LAOLA1: Du bist in Deiner 16. Saison als Teamchef. Wird man da nicht einmal müde, vor allem angesichts der geplanten 23 Rennen in diesem Jahr?

Tost: Die Rennen machen mir nichts aus, die könnten noch mehr sein. Alles hängt davon ab, wie konkurrenzfähig das Auto ist. Sind wir gut, macht alles richtig Spaß, da spüre ich keine Müdigkeit. Schlecht ist, wenn nichts weitergeht, dann wird es für alle mühsamer.

LAOLA1: Wer wird heuer Weltmeister?

Tost: Ich würde mich wahnsinnig freuen, wenn es Verstappen wird und Abwechslung reinkommt in die WM. Red Bull Racing-Honda hat diesmal wirklich eine Chance.

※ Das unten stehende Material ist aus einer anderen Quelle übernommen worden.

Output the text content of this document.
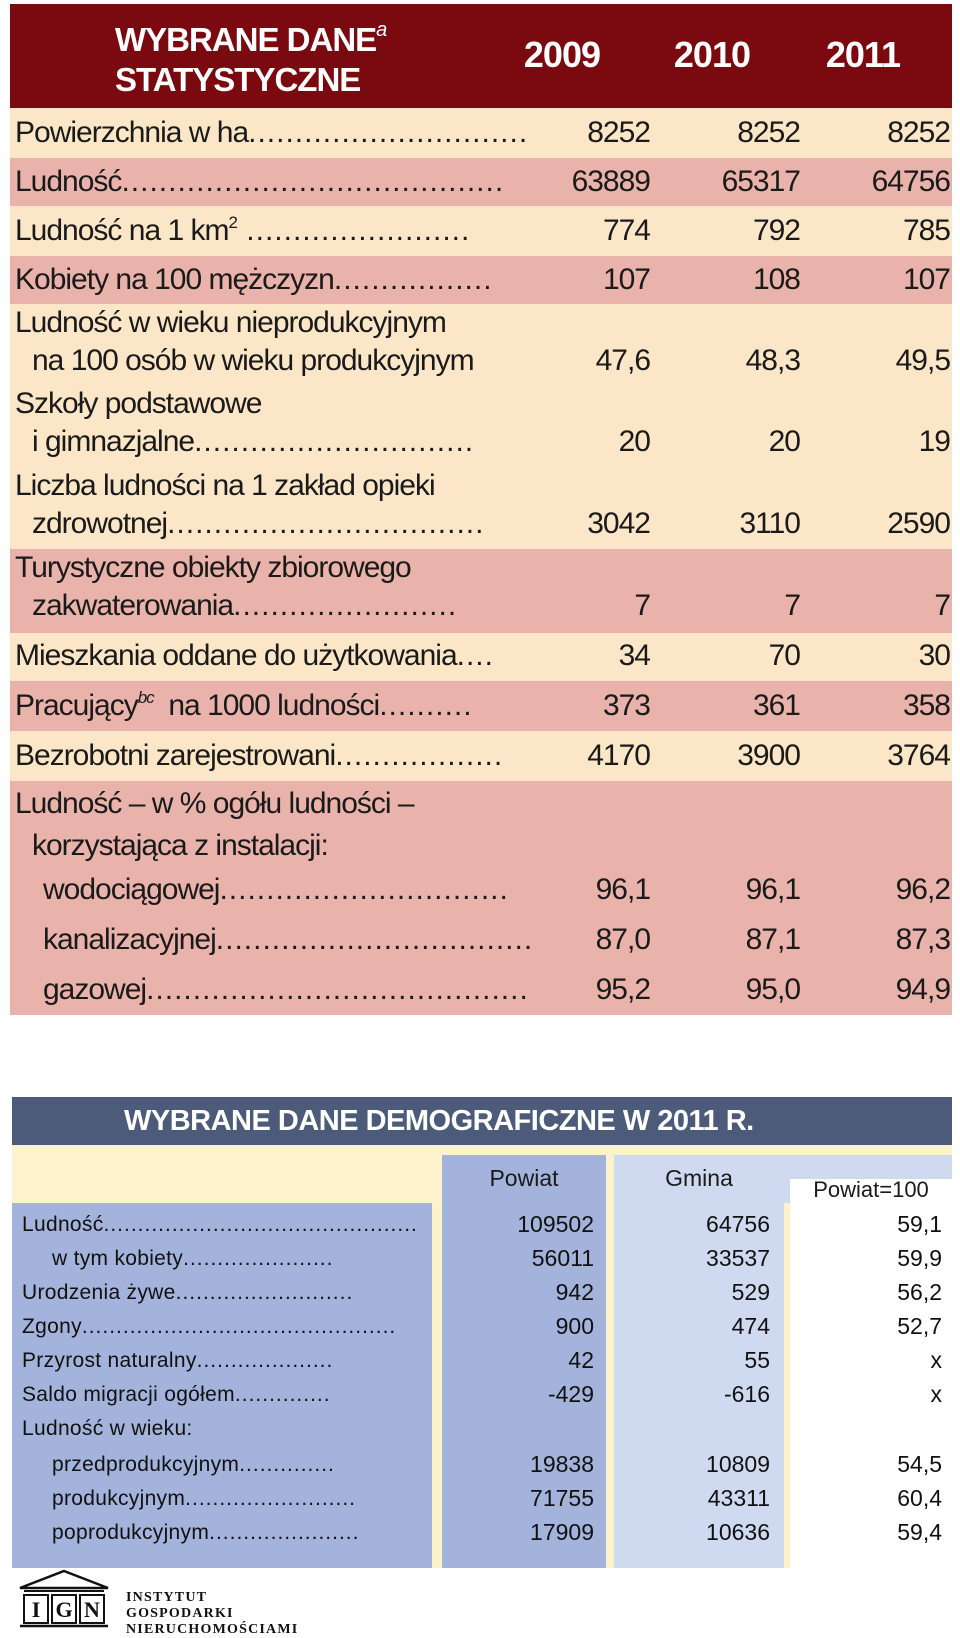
WYBRANE DANE$^a$
STATYSTYCZNE
2009	2010	2011
Powierzchnia w ha..............................	8252	8252	8252
Ludność.........................................	63889	65317	64756
Ludność na 1 $km^2$ ........................	774	792	785
Kobiety na 100 mężczyzn.................	107	108	107
Ludność w wieku nieprodukcyjnym
na 100 osób w wieku produkcyjnym	47,6	48,3	49,5
Szkoły podstawowe
i gimnazjalne..............................	20	20	19
Liczba ludności na 1 zakład opieki
zdrowotnej..................................	3042	3110	2590
Turystyczne obiekty zbiorowego
zakwaterowania........................	7	7	7
Mieszkania oddane do użytkowania....	34	70	30
Pracujący$^{bc}$ na 1000 ludności..........	373	361	358
Bezrobotni zarejestrowani..................	4170	3900	3764
Ludność – w % ogółu ludności –
korzystająca z instalacji:
wodociągowej...............................	96,1	96,1	96,2
kanalizacyjnej..................................	87,0	87,1	87,3
gazowej.........................................	95,2	95,0	94,9
WYBRANE DANE DEMOGRAFICZNE W 2011 R.
Powiat	Gmina	Powiat=100
Ludność..............................................	109502	64756	59,1
w tym kobiety......................	56011	33537	59,9
Urodzenia żywe..........................	942	529	56,2
Zgony..............................................	900	474	52,7
Przyrost naturalny....................	42	55	x
Saldo migracji ogółem..............	-429	-616	x
Ludność w wieku:
przedprodukcyjnym..............	19838	10809	54,5
produkcyjnym.........................	71755	43311	60,4
poprodukcyjnym......................	17909	10636	59,4
I G N INSTYTUT GOSPODARKI
NIERUCHOMOŚCIAMI
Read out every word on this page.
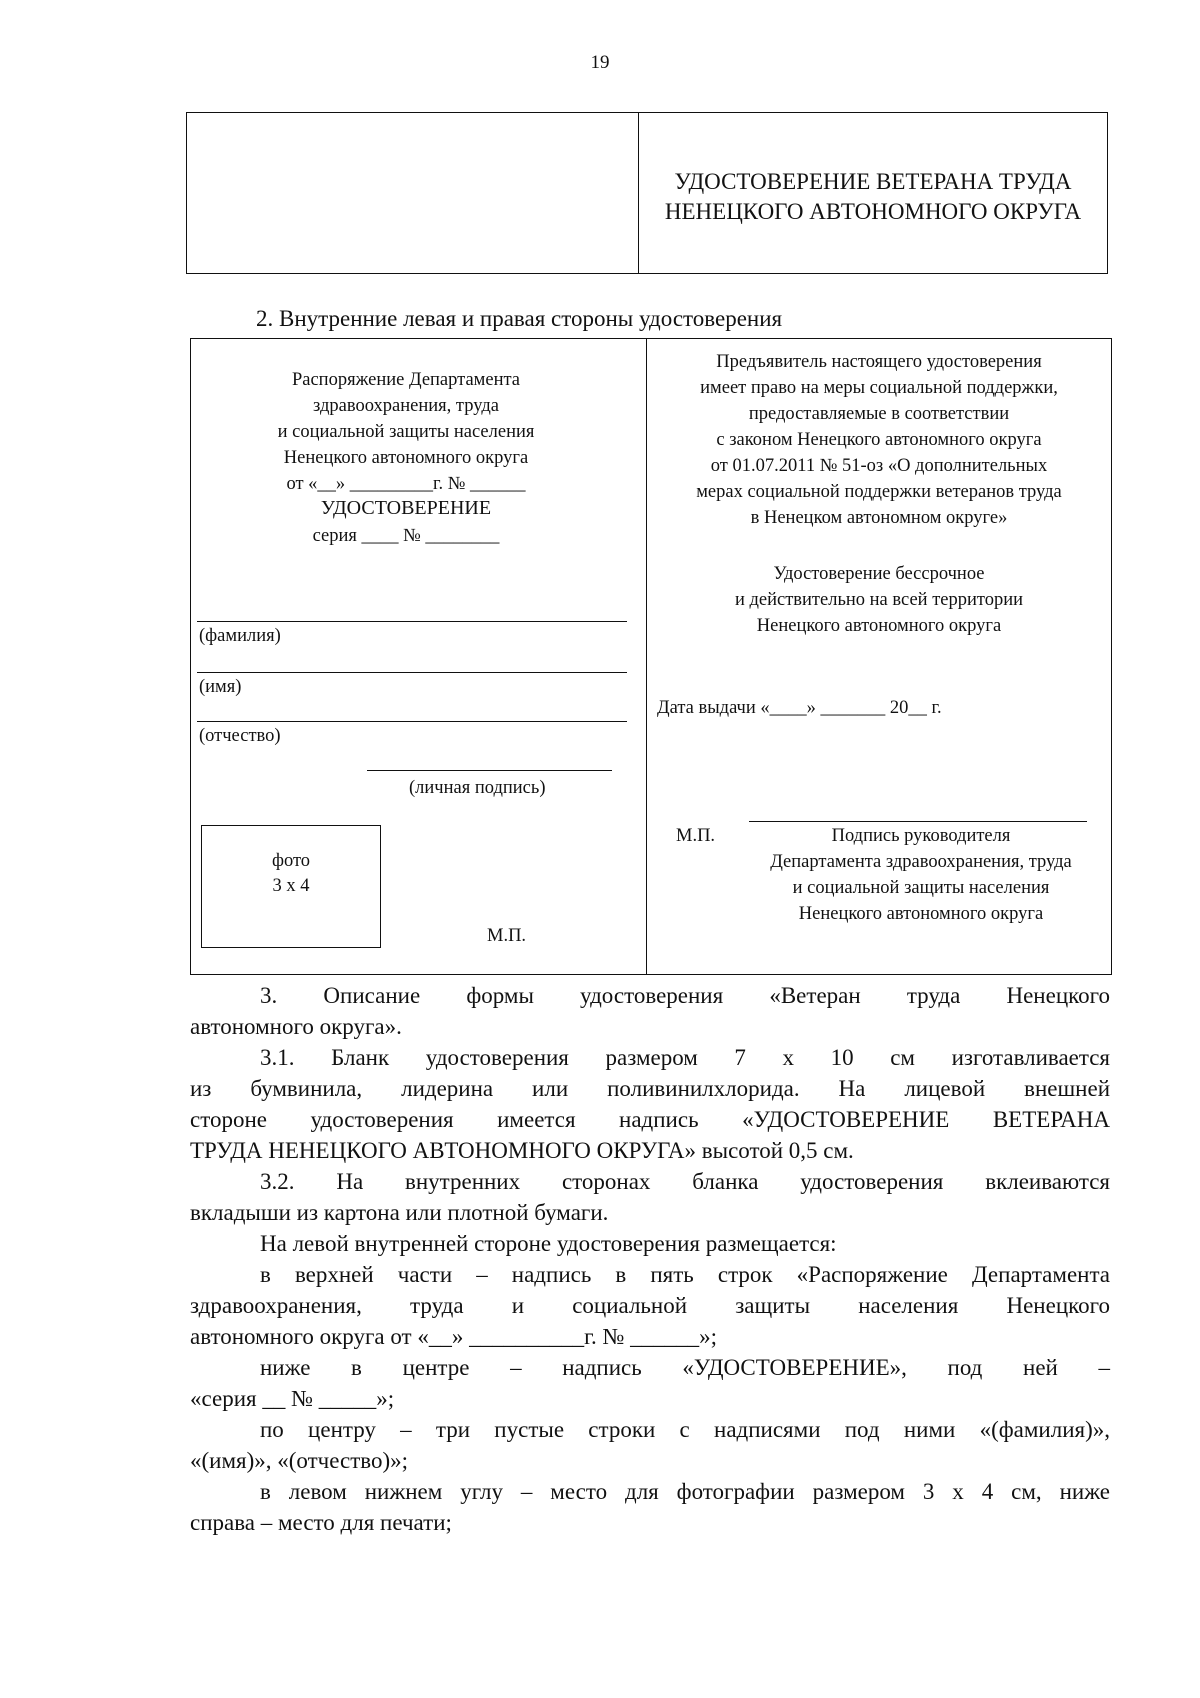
19
УДОСТОВЕРЕНИЕ ВЕТЕРАНА ТРУДА
НЕНЕЦКОГО АВТОНОМНОГО ОКРУГА
2. Внутренние левая и правая стороны удостоверения
Распоряжение Департамента
здравоохранения, труда
и социальной защиты населения
Ненецкого автономного округа
от «__» _________г. № ______
УДОСТОВЕРЕНИЕ
серия ____ № ________
(фамилия)
(имя)
(отчество)
(личная подпись)
фото
3 х 4
М.П.
Предъявитель настоящего удостоверения
имеет право на меры социальной поддержки,
предоставляемые в соответствии
с законом Ненецкого автономного округа
от 01.07.2011 № 51-оз «О дополнительных
мерах социальной поддержки ветеранов труда
в Ненецком автономном округе»
Удостоверение бессрочное
и действительно на всей территории
Ненецкого автономного округа
Дата выдачи «____» _______ 20__ г.
М.П.	Подпись руководителя
Департамента здравоохранения, труда
и социальной защиты населения
Ненецкого автономного округа
3. Описание формы удостоверения «Ветеран труда Ненецкого
автономного округа».
3.1. Бланк удостоверения размером 7 х 10 см изготавливается
из бумвинила, лидерина или поливинилхлорида. На лицевой внешней
стороне удостоверения имеется надпись «УДОСТОВЕРЕНИЕ ВЕТЕРАНА
ТРУДА НЕНЕЦКОГО АВТОНОМНОГО ОКРУГА» высотой 0,5 см.
3.2. На внутренних сторонах бланка удостоверения вклеиваются
вкладыши из картона или плотной бумаги.
На левой внутренней стороне удостоверения размещается:
в верхней части – надпись в пять строк «Распоряжение Департамента
здравоохранения, труда и социальной защиты населения Ненецкого
автономного округа от «__» __________г. № ______»;
ниже в центре – надпись «УДОСТОВЕРЕНИЕ», под ней –
«серия __ № _____»;
по центру – три пустые строки с надписями под ними «(фамилия)»,
«(имя)», «(отчество)»;
в левом нижнем углу – место для фотографии размером 3 х 4 см, ниже
справа – место для печати;
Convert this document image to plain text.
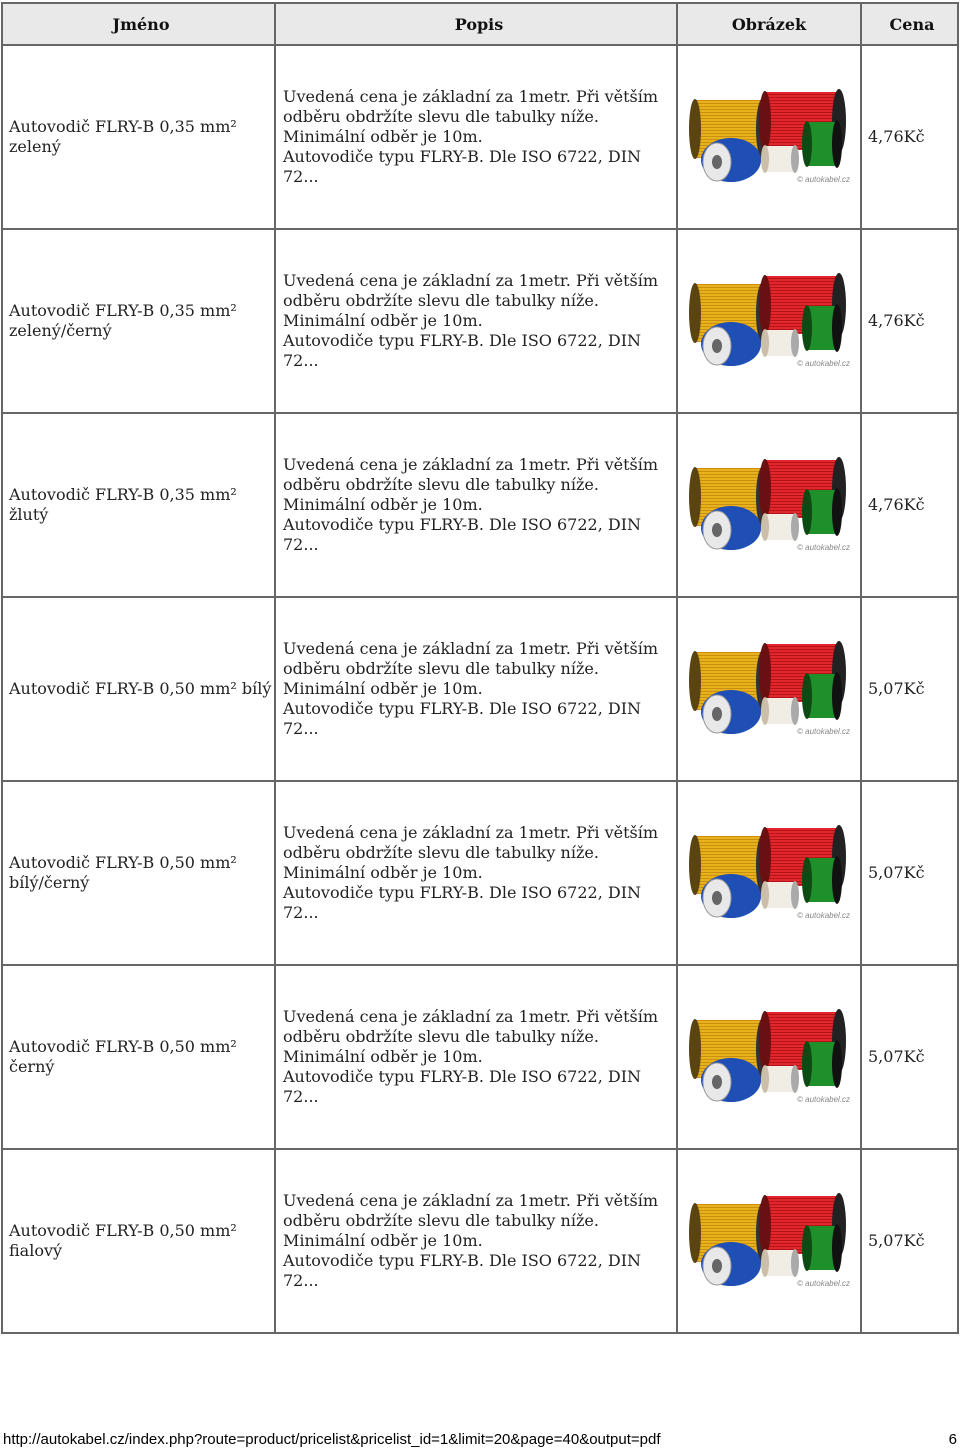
Jméno	Popis	Obrázek	Cena
Autovodič FLRY-B 0,35 mm² zelený	Uvedená cena je základní za 1metr. Při větším
odběru obdržíte slevu dle tabulky níže.
Minimální odběr je 10m.
Autovodiče typu FLRY-B. Dle ISO 6722, DIN
72...	© autokabel.cz	4,76Kč
Autovodič FLRY-B 0,35 mm² zelený/černý	Uvedená cena je základní za 1metr. Při větším
odběru obdržíte slevu dle tabulky níže.
Minimální odběr je 10m.
Autovodiče typu FLRY-B. Dle ISO 6722, DIN
72...	© autokabel.cz	4,76Kč
Autovodič FLRY-B 0,35 mm² žlutý	Uvedená cena je základní za 1metr. Při větším
odběru obdržíte slevu dle tabulky níže.
Minimální odběr je 10m.
Autovodiče typu FLRY-B. Dle ISO 6722, DIN
72...	© autokabel.cz	4,76Kč
Autovodič FLRY-B 0,50 mm² bílý	Uvedená cena je základní za 1metr. Při větším
odběru obdržíte slevu dle tabulky níže.
Minimální odběr je 10m.
Autovodiče typu FLRY-B. Dle ISO 6722, DIN
72...	© autokabel.cz	5,07Kč
Autovodič FLRY-B 0,50 mm² bílý/černý	Uvedená cena je základní za 1metr. Při větším
odběru obdržíte slevu dle tabulky níže.
Minimální odběr je 10m.
Autovodiče typu FLRY-B. Dle ISO 6722, DIN
72...	© autokabel.cz	5,07Kč
Autovodič FLRY-B 0,50 mm² černý	Uvedená cena je základní za 1metr. Při větším
odběru obdržíte slevu dle tabulky níže.
Minimální odběr je 10m.
Autovodiče typu FLRY-B. Dle ISO 6722, DIN
72...	© autokabel.cz	5,07Kč
Autovodič FLRY-B 0,50 mm² fialový	Uvedená cena je základní za 1metr. Při větším
odběru obdržíte slevu dle tabulky níže.
Minimální odběr je 10m.
Autovodiče typu FLRY-B. Dle ISO 6722, DIN
72...	© autokabel.cz	5,07Kč
http://autokabel.cz/index.php?route=product/pricelist&pricelist_id=1&limit=20&page=40&output=pdf	6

LAOLA1: Wer sind Eure direkten Konkurrenten im Kampf um die Top fünf der Konstrukteure?

Tost: McLaren, Ferrari, Alpine, ich würde auch Alfa Romeo dazuzählen.

LAOLA1: Und Aston Martin?

Tost: Momentan nicht. Aber das Team bewies schon früher, dass es schnell aufholen kann.

LAOLA1: Wie sieht die Regelung für die geplanten Sprintrennen als Qualifikation bei drei Läufen aus?

Tost: Da dürfte alles in trockenen Tüchern sein, was die Rahmenbedingungen angeht. Die Zustimmung der Teams ist gewährleistet. Man wird also in Silverstone, Monza und Interlagos einmal etwas anderes sehen und nachher beurteilen, ob es positiv ist. Ob es zusätzlich Punkte für die ersten Drei gibt, ist noch nicht fix.